Bangladesh: Transforming lives and livelihoods
Since the summer of 2014, the ICRC has been working with the Bangladesh Red Crescent Society to help people in south-eastern Bangladesh earn a living.
Two years ago, Abdul Majid was one of the many day labourers in the Khagrachari district who got up early every morning to go door to door searching for work. "Most people didn't want to hire a 43-year-old," he recalls. "I have three children, and times were tough when I couldn't find work."
But all that changed after Mr Majid received a cash grant of 30,000 Bangladeshi taka (375 US dollars) as part of an economic-security programme to help people living in south-eastern Bangladesh become self-sufficient. Through the programme, the ICRC and the Bangladesh Red Crescent provide training and guidance in addition to cash grants that foster agriculture, livestock and small-business initiatives.
"We follow a community-based approach," explains Mahafuzul Haque, who works on economic-security programmes for the ICRC. "Those in need come up with their own projects based on their skills and work experience. Then the Bangladesh Red Crescent helps them to open a bank account, and staff members monitor their progress to make sure the grants are invested properly."
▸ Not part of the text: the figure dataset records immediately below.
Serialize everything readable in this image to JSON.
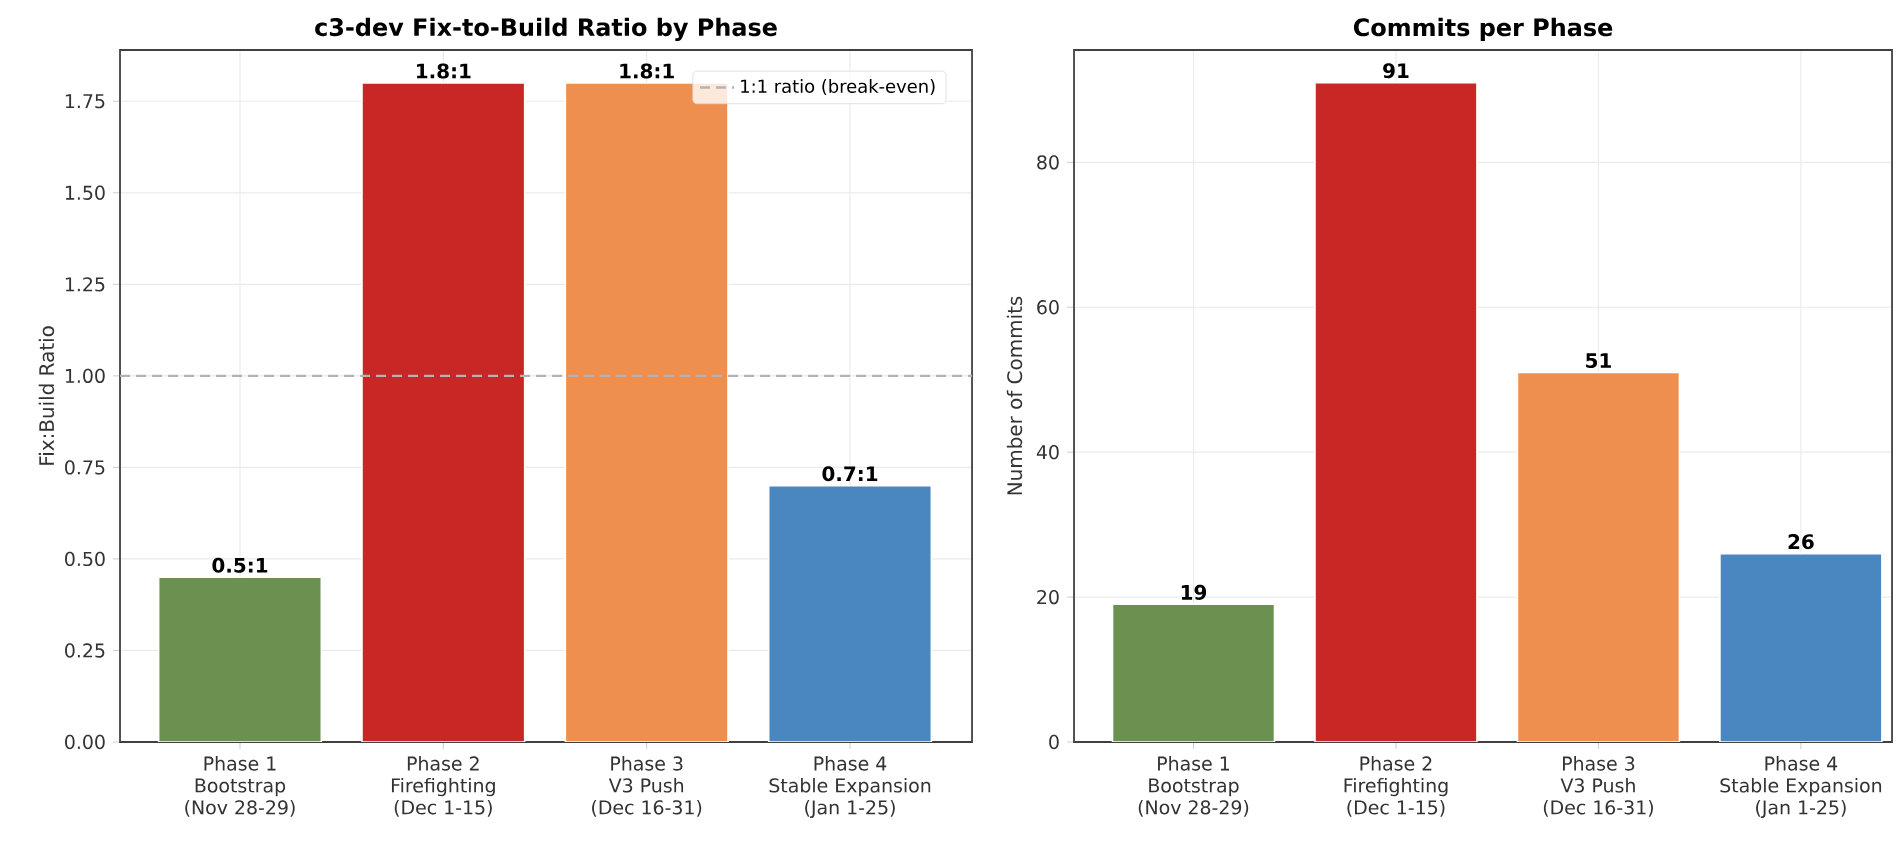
{
  "chart_data": [
    {
      "type": "bar",
      "title": "c3-dev Fix-to-Build Ratio by Phase",
      "ylabel": "Fix:Build Ratio",
      "categories": [
        "Phase 1\nBootstrap\n(Nov 28-29)",
        "Phase 2\nFirefighting\n(Dec 1-15)",
        "Phase 3\nV3 Push\n(Dec 16-31)",
        "Phase 4\nStable Expansion\n(Jan 1-25)"
      ],
      "values": [
        0.45,
        1.8,
        1.8,
        0.7
      ],
      "colors": [
        "#6b9150",
        "#c92626",
        "#ef8f4f",
        "#4a87c0"
      ],
      "value_labels": [
        "0.5:1",
        "1.8:1",
        "1.8:1",
        "0.7:1"
      ],
      "ylim": [
        0,
        1.89
      ],
      "yticks": [
        {
          "value": 0,
          "label": "0.00"
        },
        {
          "value": 0.25,
          "label": "0.25"
        },
        {
          "value": 0.5,
          "label": "0.50"
        },
        {
          "value": 0.75,
          "label": "0.75"
        },
        {
          "value": 1,
          "label": "1.00"
        },
        {
          "value": 1.25,
          "label": "1.25"
        },
        {
          "value": 1.5,
          "label": "1.50"
        },
        {
          "value": 1.75,
          "label": "1.75"
        }
      ],
      "ref_lines": [
        {
          "axis": "y",
          "value": 1,
          "label": "1:1 ratio (break-even)",
          "color": "#b3b3b3",
          "line_style": "dashed"
        }
      ],
      "legend": "top right",
      "grid": true
    },
    {
      "type": "bar",
      "title": "Commits per Phase",
      "ylabel": "Number of Commits",
      "categories": [
        "Phase 1\nBootstrap\n(Nov 28-29)",
        "Phase 2\nFirefighting\n(Dec 1-15)",
        "Phase 3\nV3 Push\n(Dec 16-31)",
        "Phase 4\nStable Expansion\n(Jan 1-25)"
      ],
      "values": [
        19,
        91,
        51,
        26
      ],
      "colors": [
        "#6b9150",
        "#c92626",
        "#ef8f4f",
        "#4a87c0"
      ],
      "data_labels": true,
      "ylim": [
        0,
        95.5
      ],
      "yticks": [
        0,
        20,
        40,
        60,
        80
      ],
      "grid": true
    }
  ]
}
Mr Majid used part of his grant to obtain a land lease for growing vegetables, and the remainder to invest in a business making jilapi (a type of sweet snack). With the income from selling jilapi, he was able to buy a cow. Training has helped him to get better at farming and tending his livestock. "Now I can send my children to school. I was even able to buy a water pump to irrigate my field. I lend the pump to my neighbours so now they can water their fields too," says Mr Majid. "My dreams have come true beyond all my expectations."
A message of hope
The programme is a message of hope to the communities living in the hills of south-eastern Bangladesh, a region whose abundant natural beauty belies the daily struggle many face with poverty and a lack of opportunities.
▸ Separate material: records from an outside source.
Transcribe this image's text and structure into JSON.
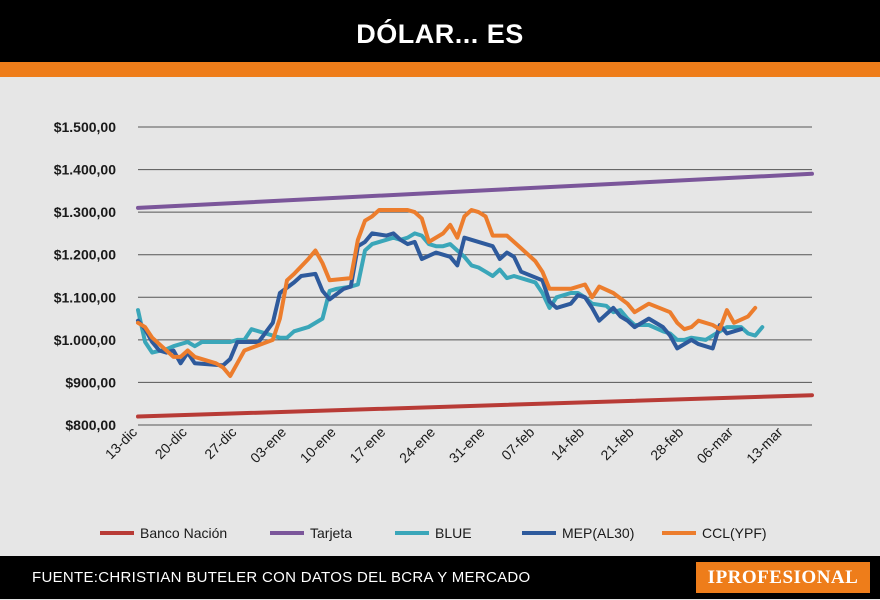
{
  "header": {
    "title": "DÓLAR... ES"
  },
  "footer": {
    "source": "FUENTE:CHRISTIAN BUTELER CON DATOS DEL BCRA Y MERCADO",
    "brand": "IPROFESIONAL"
  },
  "colors": {
    "header_bg": "#000000",
    "accent": "#ee7d1a",
    "background": "#e6e6e6"
  },
  "chart_data": {
    "type": "line",
    "title": "DÓLAR... ES",
    "xlabel": "",
    "ylabel": "",
    "ylim": [
      800,
      1500
    ],
    "grid": true,
    "legend_position": "bottom",
    "y_ticks": [
      "$800,00",
      "$900,00",
      "$1.000,00",
      "$1.100,00",
      "$1.200,00",
      "$1.300,00",
      "$1.400,00",
      "$1.500,00"
    ],
    "y_tick_values": [
      800,
      900,
      1000,
      1100,
      1200,
      1300,
      1400,
      1500
    ],
    "x_ticks": [
      "13-dic",
      "20-dic",
      "27-dic",
      "03-ene",
      "10-ene",
      "17-ene",
      "24-ene",
      "31-ene",
      "07-feb",
      "14-feb",
      "21-feb",
      "28-feb",
      "06-mar",
      "13-mar"
    ],
    "x_tick_days": [
      0,
      7,
      14,
      21,
      28,
      35,
      42,
      49,
      56,
      63,
      70,
      77,
      84,
      91
    ],
    "x_range_days": [
      0,
      95
    ],
    "series": [
      {
        "name": "Banco Nación",
        "color": "#b83b36",
        "points": [
          [
            0,
            820
          ],
          [
            95,
            870
          ]
        ]
      },
      {
        "name": "Tarjeta",
        "color": "#7b569a",
        "points": [
          [
            0,
            1310
          ],
          [
            95,
            1390
          ]
        ]
      },
      {
        "name": "BLUE",
        "color": "#3aa6b9",
        "points": [
          [
            0,
            1070
          ],
          [
            1,
            995
          ],
          [
            2,
            970
          ],
          [
            4,
            978
          ],
          [
            5,
            985
          ],
          [
            6,
            990
          ],
          [
            7,
            995
          ],
          [
            8,
            985
          ],
          [
            9,
            995
          ],
          [
            13,
            995
          ],
          [
            14,
            1000
          ],
          [
            15,
            1000
          ],
          [
            16,
            1025
          ],
          [
            20,
            1005
          ],
          [
            21,
            1005
          ],
          [
            22,
            1020
          ],
          [
            24,
            1030
          ],
          [
            26,
            1050
          ],
          [
            27,
            1115
          ],
          [
            28,
            1120
          ],
          [
            30,
            1125
          ],
          [
            31,
            1130
          ],
          [
            32,
            1210
          ],
          [
            33,
            1225
          ],
          [
            35,
            1235
          ],
          [
            36,
            1240
          ],
          [
            37,
            1235
          ],
          [
            38,
            1240
          ],
          [
            39,
            1250
          ],
          [
            40,
            1245
          ],
          [
            41,
            1225
          ],
          [
            42,
            1220
          ],
          [
            43,
            1220
          ],
          [
            44,
            1225
          ],
          [
            45,
            1210
          ],
          [
            46,
            1195
          ],
          [
            47,
            1175
          ],
          [
            48,
            1170
          ],
          [
            49,
            1160
          ],
          [
            50,
            1150
          ],
          [
            51,
            1165
          ],
          [
            52,
            1145
          ],
          [
            53,
            1150
          ],
          [
            55,
            1140
          ],
          [
            56,
            1135
          ],
          [
            57,
            1110
          ],
          [
            58,
            1075
          ],
          [
            59,
            1100
          ],
          [
            61,
            1110
          ],
          [
            62,
            1110
          ],
          [
            63,
            1100
          ],
          [
            64,
            1085
          ],
          [
            66,
            1080
          ],
          [
            67,
            1065
          ],
          [
            68,
            1070
          ],
          [
            69,
            1050
          ],
          [
            70,
            1035
          ],
          [
            72,
            1035
          ],
          [
            74,
            1020
          ],
          [
            75,
            1015
          ],
          [
            76,
            1000
          ],
          [
            77,
            1000
          ],
          [
            78,
            1005
          ],
          [
            80,
            1000
          ],
          [
            81,
            1010
          ],
          [
            83,
            1030
          ],
          [
            85,
            1030
          ],
          [
            86,
            1015
          ],
          [
            87,
            1010
          ],
          [
            88,
            1030
          ]
        ]
      },
      {
        "name": "MEP(AL30)",
        "color": "#2e5a9c",
        "points": [
          [
            0,
            1045
          ],
          [
            1,
            1025
          ],
          [
            2,
            995
          ],
          [
            3,
            975
          ],
          [
            4,
            970
          ],
          [
            5,
            975
          ],
          [
            6,
            945
          ],
          [
            7,
            970
          ],
          [
            8,
            945
          ],
          [
            12,
            940
          ],
          [
            13,
            955
          ],
          [
            14,
            995
          ],
          [
            17,
            995
          ],
          [
            19,
            1040
          ],
          [
            20,
            1110
          ],
          [
            22,
            1135
          ],
          [
            23,
            1150
          ],
          [
            25,
            1155
          ],
          [
            26,
            1115
          ],
          [
            27,
            1095
          ],
          [
            29,
            1120
          ],
          [
            30,
            1125
          ],
          [
            31,
            1220
          ],
          [
            32,
            1230
          ],
          [
            33,
            1250
          ],
          [
            35,
            1245
          ],
          [
            36,
            1250
          ],
          [
            37,
            1235
          ],
          [
            38,
            1225
          ],
          [
            39,
            1230
          ],
          [
            40,
            1190
          ],
          [
            42,
            1205
          ],
          [
            44,
            1195
          ],
          [
            45,
            1175
          ],
          [
            46,
            1240
          ],
          [
            48,
            1230
          ],
          [
            50,
            1220
          ],
          [
            51,
            1190
          ],
          [
            52,
            1205
          ],
          [
            53,
            1195
          ],
          [
            54,
            1160
          ],
          [
            57,
            1140
          ],
          [
            58,
            1090
          ],
          [
            59,
            1075
          ],
          [
            61,
            1085
          ],
          [
            62,
            1105
          ],
          [
            63,
            1100
          ],
          [
            64,
            1075
          ],
          [
            65,
            1045
          ],
          [
            67,
            1075
          ],
          [
            68,
            1055
          ],
          [
            69,
            1045
          ],
          [
            70,
            1030
          ],
          [
            72,
            1050
          ],
          [
            74,
            1030
          ],
          [
            75,
            1010
          ],
          [
            76,
            980
          ],
          [
            78,
            1000
          ],
          [
            79,
            990
          ],
          [
            81,
            980
          ],
          [
            82,
            1035
          ],
          [
            83,
            1015
          ],
          [
            84,
            1020
          ],
          [
            85,
            1025
          ]
        ]
      },
      {
        "name": "CCL(YPF)",
        "color": "#ec7d2d",
        "points": [
          [
            0,
            1040
          ],
          [
            1,
            1030
          ],
          [
            2,
            1005
          ],
          [
            4,
            975
          ],
          [
            5,
            960
          ],
          [
            6,
            960
          ],
          [
            7,
            975
          ],
          [
            8,
            960
          ],
          [
            11,
            945
          ],
          [
            12,
            935
          ],
          [
            13,
            915
          ],
          [
            14,
            945
          ],
          [
            15,
            975
          ],
          [
            19,
            1000
          ],
          [
            20,
            1050
          ],
          [
            21,
            1140
          ],
          [
            22,
            1155
          ],
          [
            24,
            1190
          ],
          [
            25,
            1210
          ],
          [
            26,
            1180
          ],
          [
            27,
            1140
          ],
          [
            30,
            1145
          ],
          [
            31,
            1235
          ],
          [
            32,
            1280
          ],
          [
            33,
            1290
          ],
          [
            34,
            1305
          ],
          [
            38,
            1305
          ],
          [
            39,
            1300
          ],
          [
            40,
            1285
          ],
          [
            41,
            1230
          ],
          [
            43,
            1250
          ],
          [
            44,
            1270
          ],
          [
            45,
            1240
          ],
          [
            46,
            1290
          ],
          [
            47,
            1305
          ],
          [
            48,
            1300
          ],
          [
            49,
            1290
          ],
          [
            50,
            1245
          ],
          [
            52,
            1245
          ],
          [
            54,
            1215
          ],
          [
            55,
            1200
          ],
          [
            56,
            1185
          ],
          [
            57,
            1160
          ],
          [
            58,
            1120
          ],
          [
            61,
            1120
          ],
          [
            62,
            1125
          ],
          [
            63,
            1130
          ],
          [
            64,
            1100
          ],
          [
            65,
            1125
          ],
          [
            67,
            1110
          ],
          [
            69,
            1085
          ],
          [
            70,
            1065
          ],
          [
            72,
            1085
          ],
          [
            75,
            1065
          ],
          [
            76,
            1040
          ],
          [
            77,
            1025
          ],
          [
            78,
            1030
          ],
          [
            79,
            1045
          ],
          [
            81,
            1035
          ],
          [
            82,
            1025
          ],
          [
            83,
            1070
          ],
          [
            84,
            1040
          ],
          [
            86,
            1055
          ],
          [
            87,
            1075
          ]
        ]
      }
    ]
  }
}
After the first year of the programme, participants' average income had already increased by over 20 per cent. According to Nazmul Khan, director of community development at the Bangladesh Red Crescent, the impact of the grants has been visible and substantial. "People now have food to eat on a regular basis," says Mr Khan. "They're taking better care of their health, and their children are going to school."
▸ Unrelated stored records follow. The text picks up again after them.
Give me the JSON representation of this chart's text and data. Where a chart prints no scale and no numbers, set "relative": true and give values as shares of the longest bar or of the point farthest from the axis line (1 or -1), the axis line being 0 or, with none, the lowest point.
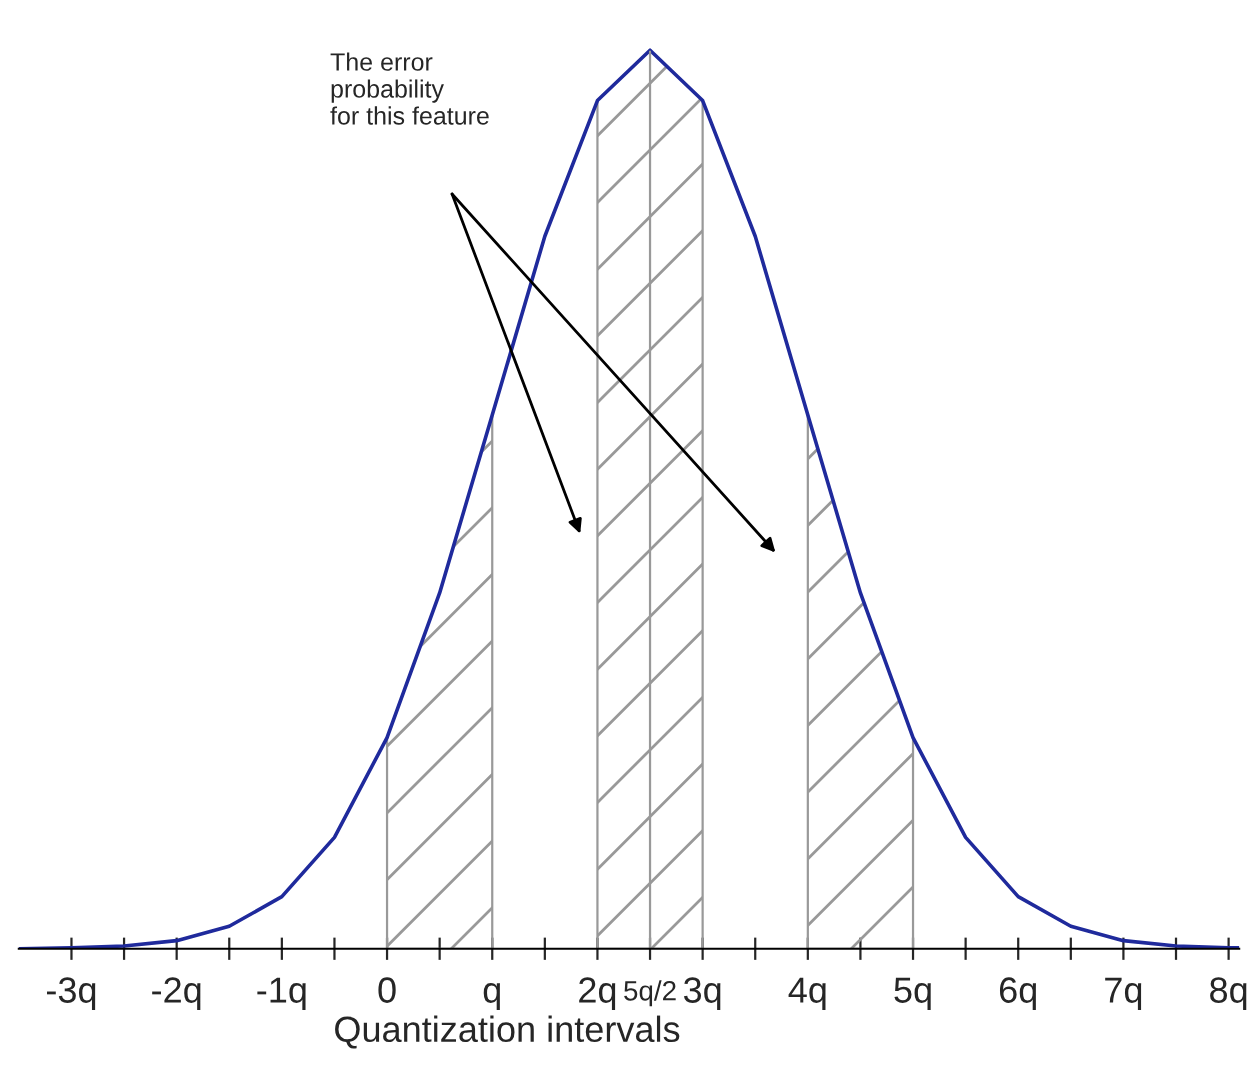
{
  "chart_data": {
    "type": "line",
    "relative": true,
    "xlabel": "Quantization intervals",
    "x": [
      -3.5,
      -3,
      -2.5,
      -2,
      -1.5,
      -1,
      -0.5,
      0,
      0.5,
      1,
      1.5,
      2,
      2.5,
      3,
      3.5,
      4,
      4.5,
      5,
      5.5,
      6,
      6.5,
      7,
      7.5,
      8,
      8.1
    ],
    "series": [
      {
        "color": "#1f2a9c",
        "values": [
          0.0,
          0.001,
          0.003,
          0.009,
          0.025,
          0.058,
          0.124,
          0.235,
          0.396,
          0.594,
          0.793,
          0.944,
          1.0,
          0.944,
          0.793,
          0.594,
          0.396,
          0.235,
          0.124,
          0.058,
          0.025,
          0.009,
          0.003,
          0.001,
          0.001
        ]
      }
    ],
    "xlim": [
      -3.5,
      8.1
    ],
    "xticks": [
      {
        "value": -3,
        "label": "-3q"
      },
      {
        "value": -2.5,
        "label": null
      },
      {
        "value": -2,
        "label": "-2q"
      },
      {
        "value": -1.5,
        "label": null
      },
      {
        "value": -1,
        "label": "-1q"
      },
      {
        "value": -0.5,
        "label": null
      },
      0,
      {
        "value": 0.5,
        "label": null
      },
      {
        "value": 1,
        "label": "q"
      },
      {
        "value": 1.5,
        "label": null
      },
      {
        "value": 2,
        "label": "2q"
      },
      {
        "value": 2.5,
        "label": "5q/2"
      },
      {
        "value": 3,
        "label": "3q"
      },
      {
        "value": 3.5,
        "label": null
      },
      {
        "value": 4,
        "label": "4q"
      },
      {
        "value": 4.5,
        "label": null
      },
      {
        "value": 5,
        "label": "5q"
      },
      {
        "value": 5.5,
        "label": null
      },
      {
        "value": 6,
        "label": "6q"
      },
      {
        "value": 6.5,
        "label": null
      },
      {
        "value": 7,
        "label": "7q"
      },
      {
        "value": 7.5,
        "label": null
      },
      {
        "value": 8,
        "label": "8q"
      }
    ],
    "bands": [
      {
        "axis": "x",
        "from": 0,
        "to": 1,
        "color": "#999999"
      },
      {
        "axis": "x",
        "from": 2,
        "to": 3,
        "color": "#999999"
      },
      {
        "axis": "x",
        "from": 4,
        "to": 5,
        "color": "#999999"
      }
    ],
    "ref_lines": [
      {
        "axis": "x",
        "value": 2.5,
        "color": "#999999"
      }
    ],
    "annotations": [
      "The error\nprobability\nfor this feature"
    ],
    "grid": false,
    "legend": false
  }
}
A thousand people have received grants so far, and that number is set to increase in 2016 as the programme expands to include the Rangamati district. By coordinating with and supporting the region's authorities, the ICRC aims to make people self-sufficient over the long term, explains Mr Haque: "We hope that training and regular support provided by the local authorities will allow the programme to keep producing positive results."
A new life
No matter how hard Bedulaxmi Tripura tried, it seemed that there was never enough to make ends meet. Even when the 52-year-old widow and her two children could find work in the fields of Khagrachari as day labourers, their combined income was only enough to feed themselves for three months out of the year. The rest of the time, they had to depend on relatives for support.
Now, after receiving a grant through the programme, Ms Tripura owns three cows and has started to grow rice and turmeric. She sells milk and turmeric in the village and will soon sell the cows' calves. Most importantly, she can feed her family.
"I feel great! I don't need to borrow money anymore," says Ms Tripura, her eyes welling up. "I am so grateful to the people who helped me start a new life."